Richard came and patiently showed me how the thing worked. So photos with this column are now taken on my Leica digital. Except this week. That's on my celluloid Leica Minilux with a fixed, non-zoom lens. They're always a bit crisper.
Richard says a new digital camera from Leica is coming out soon. I'm assured it's a considerable advance and simpler to operate. That means it'll only take me six months to figure out. Watch for the photo improvement then.

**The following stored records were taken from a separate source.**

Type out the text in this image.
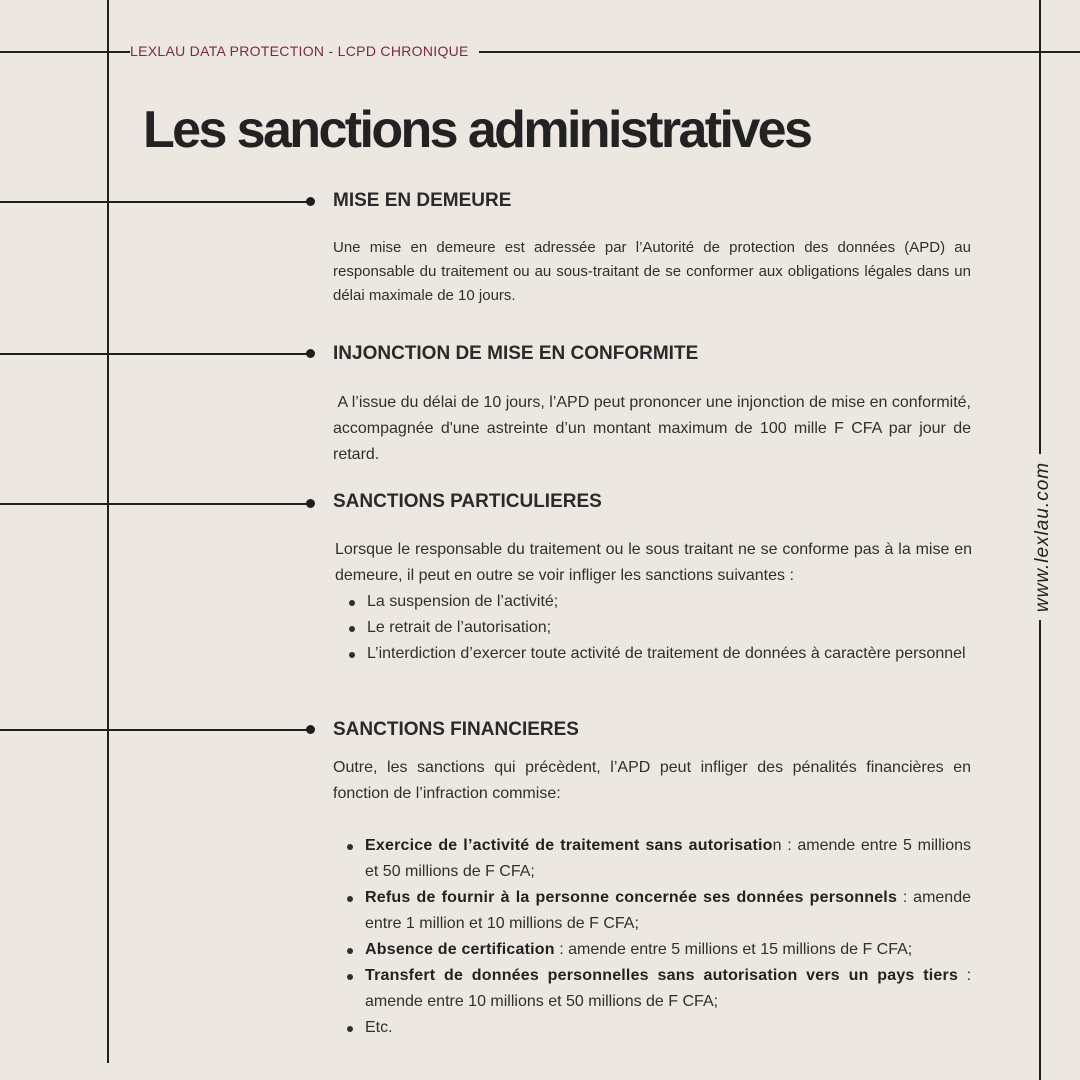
LEXLAU DATA PROTECTION - LCPD CHRONIQUE
Les sanctions administratives
MISE EN DEMEURE

Une mise en demeure est adressée par l’Autorité de protection des données (APD) au responsable du traitement ou au sous-traitant de se conformer aux obligations légales dans un délai maximale de 10 jours.

INJONCTION DE MISE EN CONFORMITE

A l’issue du délai de 10 jours, l’APD peut prononcer une injonction de mise en conformité, accompagnée d'une astreinte d’un montant maximum de 100 mille F CFA par jour de retard.

SANCTIONS PARTICULIERES

Lorsque le responsable du traitement ou le sous traitant ne se conforme pas à la mise en demeure, il peut en outre se voir infliger les sanctions suivantes :

La suspension de l’activité;
Le retrait de l’autorisation;
L’interdiction d’exercer toute activité de traitement de données à caractère personnel
SANCTIONS FINANCIERES

Outre, les sanctions qui précèdent, l’APD peut infliger des pénalités financières en fonction de l’infraction commise:

Exercice de l’activité de traitement sans autorisation : amende entre 5 millions et 50 millions de F CFA;
Refus de fournir à la personne concernée ses données personnels : amende entre 1 million et 10 millions de F CFA;
Absence de certification : amende entre 5 millions et 15 millions de F CFA;
Transfert de données personnelles sans autorisation vers un pays tiers : amende entre 10 millions et 50 millions de F CFA;
Etc.
www.lexlau.com
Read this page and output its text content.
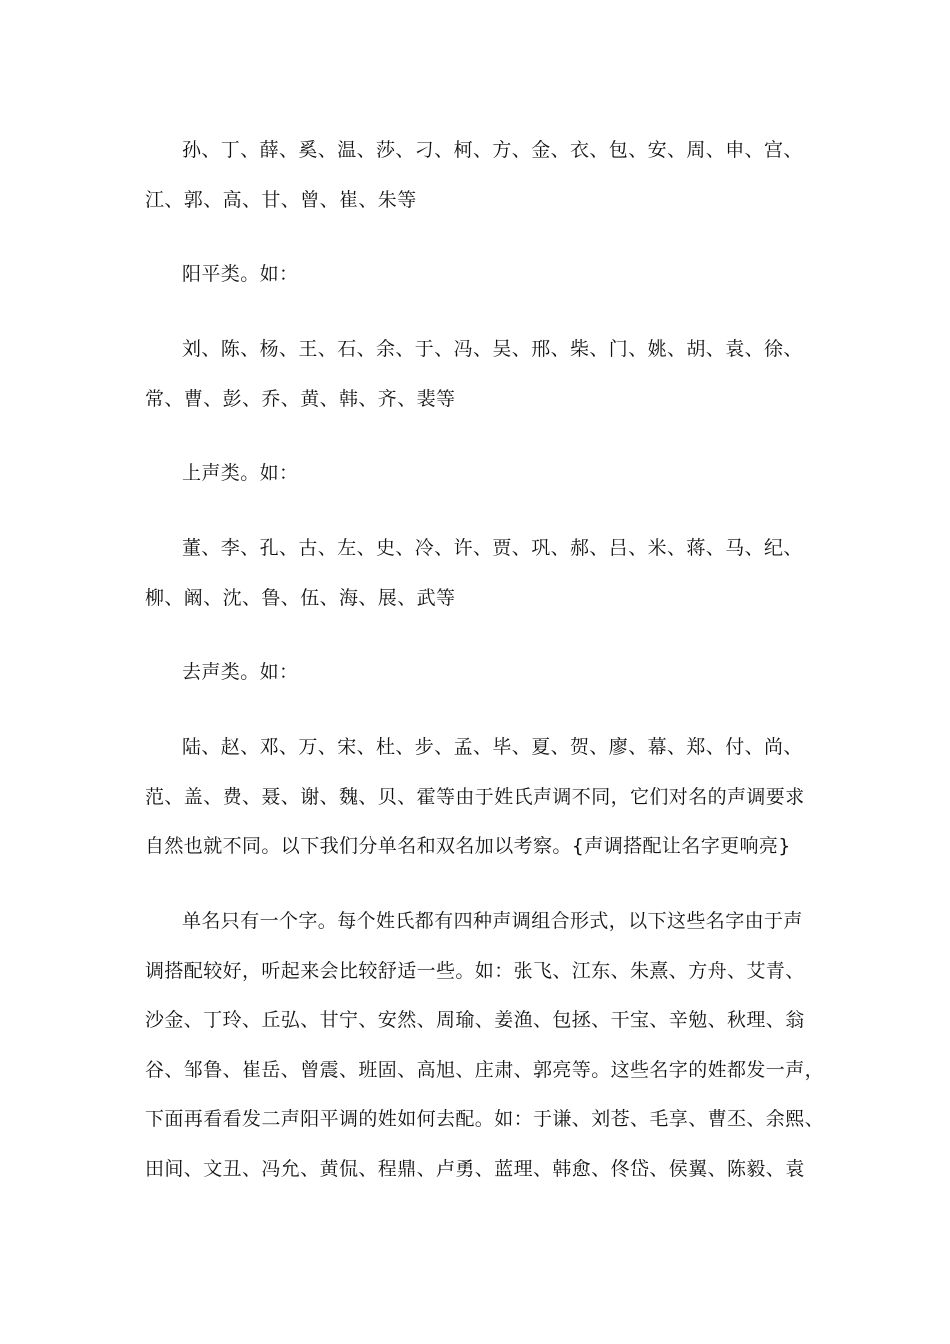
孙、丁、薛、奚、温、莎、刁、柯、方、金、衣、包、安、周、申、宫、
江、郭、高、甘、曾、崔、朱等

阳平类。如：

刘、陈、杨、王、石、余、于、冯、吴、邢、柴、门、姚、胡、袁、徐、
常、曹、彭、乔、黄、韩、齐、裴等

上声类。如：

董、李、孔、古、左、史、冷、许、贾、巩、郝、吕、米、蒋、马、纪、
柳、阚、沈、鲁、伍、海、展、武等

去声类。如：

陆、赵、邓、万、宋、杜、步、孟、毕、夏、贺、廖、幕、郑、付、尚、
范、盖、费、聂、谢、魏、贝、霍等由于姓氏声调不同，它们对名的声调要求
自然也就不同。以下我们分单名和双名加以考察。{声调搭配让名字更响亮}

单名只有一个字。每个姓氏都有四种声调组合形式，以下这些名字由于声
调搭配较好，听起来会比较舒适一些。如：张飞、江东、朱熹、方舟、艾青、
沙金、丁玲、丘弘、甘宁、安然、周瑜、姜渔、包拯、干宝、辛勉、秋理、翁
谷、邹鲁、崔岳、曾震、班固、高旭、庄肃、郭亮等。这些名字的姓都发一声，
下面再看看发二声阳平调的姓如何去配。如：于谦、刘苍、毛享、曹丕、余熙、
田间、文丑、冯允、黄侃、程鼎、卢勇、蓝理、韩愈、佟岱、侯翼、陈毅、袁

Who was the inmate of the old folks' home in last week's photo? There were three very smart gentlemen in suits and ties (no white coats) standing in front of Homewood Park for retired gentlefolk. Behind them was an old bloke in pyjama bottoms, carpet slippers, borrowed biker jacket with a travel rug round his neck, looking quite menacing. I hope Michael wasn't being stalked by this character.
Andy Webb, East Sussex
In your recent photos, instead of taking star position at the front, you take a bit-player place at the rear. Is this a new-found modesty or are you sparing us the close-up effects of decades of staying out late?
Dennis Pallis, Kent
The obituary column got pretty close to yours last week. I hope somebody's not trying to tell us something.
Gordon Staples, Wiltshire
Sad as it may be, I tend to skip past the international business stories, the world wars and the latest sporting news in The Sunday Times and read your articles first. I am, of course, seeking ongoing medical help for this condition.
Clive Peebles, Glasgow
Here's another Michael Winner anagram: We march in line.
Ian Stephenson, Lancashire
My anagram for Michael Winner is Calm her in wine.